Monday, February 11, 2013

The Chocolate Covered Calf Wrapped In Gold Tinfoil

It used to be that I didn't know what I overate.  I just knew it was something that I did.  It seemed that once the wheels were in motion in my brain I was utterly helpless to try to stop them.  Try as I might, the ice cream would whisper my name from the freezer and the snacks would rustle in an effort to get my attention from the cabinets. 

"I like to eat", I reasoned. I had heard a plump woman say that to me once outside my gym. She seemed to make no apology for the fact that she wasn't slim. She worked out to stay within a reasonable size but she had no bones about being a little over because she was just doing what she enjoyed.  I tried that out but the darned remorse and self-loathing always kicked in almost immediately.  I can be in love with myself and become nearly vomitous over my own existence within the same five minutes.  Trying to brainwash myself into accepting my little "habit" didn't work well with my bi-polar self-awareness. 

I spent many, many years in 12-step program for people like me.  I was desperate for balance then.  I was over 200 lbs and suicidal at times.  I was afraid of being awake.  I didn't want to live in the food-induced hell I had subjected myself to.  A life of getting up in the middle of the night to go to Dunkin' Donuts for a hot chocolate and a coffee roll.  It was like my addiction had its own alarm clock and I had to get up and obey its commands or else.  I learned a lot about food issues in those rooms, I am grateful. I just knew that in the end it didn't kill the demon, just made it lethargic.  I wanted total freedom. I wanted to be able to walk away from the foods that always ensnared me without any feelings of regret.  I never found it there.

As a Christian I knew the only cure for me could come from Jesus and if they wouldn't acknowledge that then as much as I loved my 12-steppers, I had to let that way of life go and seek what God had for me.  The bible has many answers for the idolatry of food.  We are to cast down our idols, that is throw them to the dirt, regard them as rubbish.  That is what it is.  For those of us in the bondage of food, it has been become for us a golden calf.  Just like the Isrealites that were following around Moses, I have fashioned for myself a golden calf out of chocolate and raised it up to be my savior. 
I hate that realization but that is true.

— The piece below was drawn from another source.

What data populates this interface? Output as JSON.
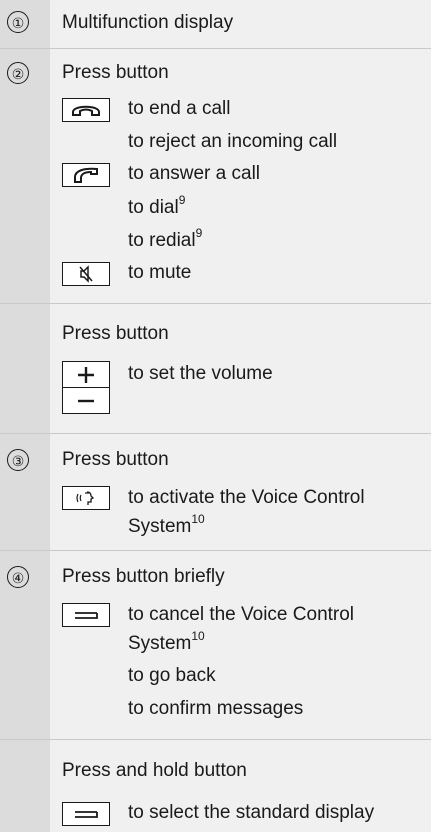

I have noticed something about when I want to eat the things I shouldn't have.  What always precedes my pre-occupation with food is a slacking off on prayer, skimping on quiet time and a simmering state of unrest within me.  When something is "up" I want to soothe myself with sugar.  In those moments when I succumb, I am walking away from God in an effort to take a big 'ole bite out of my golden calf once again being fooled into it taking God's place.  It never tastes as good as I hope it will, nor does it ever take the place of the ever comforting peace of God. 

Phillippians 4:8-9
Finally brethren, whatever is true, whatever is noble, whatever is right. Whatever is pure, whatever is lovely, whatever is admirable. If anything is excellent or praiseworthy, think on these things.